Witten. Diese Baustelle hat Nerven gekostet. Nun werden die Arbeiten auf der Ruhrstraße und Johannisstraße in Witten abgeschlossen. Ende gut, alles gut?
Hinter ihm rollen die Pkw vorbei, während Hüssyin Karakus kleine Pflastersteine an den Rand des Gehwegs klopft. „Noch ein paar Kleinigkeiten, dann sind wir hier fertig“, sagt der Bauarbeiter. Ein Satz, den die Wittener gerne hören dürften.
Denn die seit Mitte Oktober halbseitig gesperrte Ruhrstraße und die seit Mai andauernden Arbeiten auf der Johannisstraße haben viele Nerven gekostet. Nun stehen nur noch einzelne Asphaltarbeiten aus, so das Tiefbauamt. „Für die Ruhrstraße bedeutet das, dass wir sie in jedem Fall noch in diesem Jahr wieder in beiden Fahrtrichtungen freigeben“, sagt Stadtsprecher Jörg Schäfer.

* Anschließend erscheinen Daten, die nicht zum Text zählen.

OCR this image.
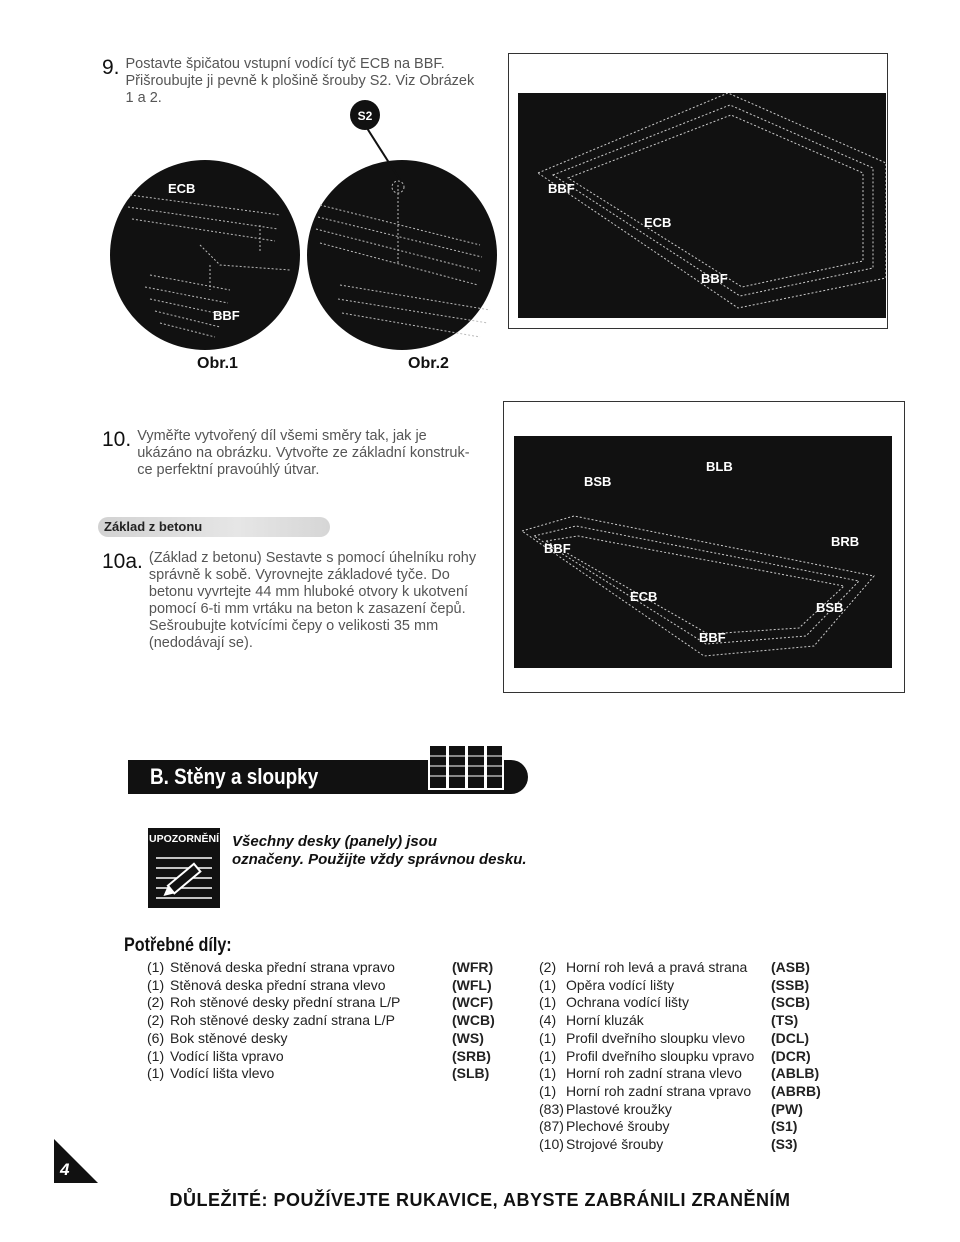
9. Postavte špičatou vstupní vodící tyč ECB na BBF.
Přišroubujte ji pevně k plošině šrouby S2. Viz Obrázek
1 a 2.
S2
ECB
BBF
Obr.1	Obr.2
BBF
ECB
BBF
10. Vyměřte vytvořený díl všemi směry tak, jak je
ukázáno na obrázku. Vytvořte ze základní konstruk-
ce perfektní pravoúhlý útvar.
Základ z betonu
10a. (Základ z betonu) Sestavte s pomocí úhelníku rohy
správně k sobě. Vyrovnejte základové tyče. Do
betonu vyvrtejte 44 mm hluboké otvory k ukotvení
pomocí 6-ti mm vrtáku na beton k zasazení čepů.
Sešroubujte kotvícími čepy o velikosti 35 mm
(nedodávají se).
BSB
BLB
BBF	BRB
ECB
BSB
BBF
B. Stěny a sloupky
UPOZORNĚNÍ Všechny desky (panely) jsou
označeny. Použijte vždy správnou desku.
Potřebné díly:
(1) Stěnová deska přední strana vpravo	(WFR)
(1) Stěnová deska přední strana vlevo	(WFL)
(2) Roh stěnové desky přední strana L/P	(WCF)
(2) Roh stěnové desky zadní strana L/P	(WCB)
(6) Bok stěnové desky	(WS)
(1) Vodící lišta vpravo	(SRB)
(1) Vodící lišta vlevo	(SLB)
(2) Horní roh levá a pravá strana (ASB)
(1) Opěra vodící lišty	(SSB)
(1) Ochrana vodící lišty	(SCB)
(4) Horní kluzák	(TS)
(1) Profil dveřního sloupku vlevo (DCL)
(1) Profil dveřního sloupku vpravo (DCR)
(1) Horní roh zadní strana vlevo (ABLB)
(1) Horní roh zadní strana vpravo (ABRB)
(83) Plastové kroužky	(PW)
(87) Plechové šrouby	(S1)
(10) Strojové šrouby	(S3)
4
DŮLEŽITÉ: POUŽÍVEJTE RUKAVICE, ABYSTE ZABRÁNILI ZRANĚNÍM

Dieser Plan steht zwar auch für die Johannisstraße – ob die Öffnung noch vor dem Jahreswechsel klappt, sei aber abhängig von der Witterung. Schäfer: „Es kann sein, dass wir die Arbeiten erst Anfang 2022 abschließen können.“ Eine provisorische Öffnung sei aus technischen Gründen nicht möglich.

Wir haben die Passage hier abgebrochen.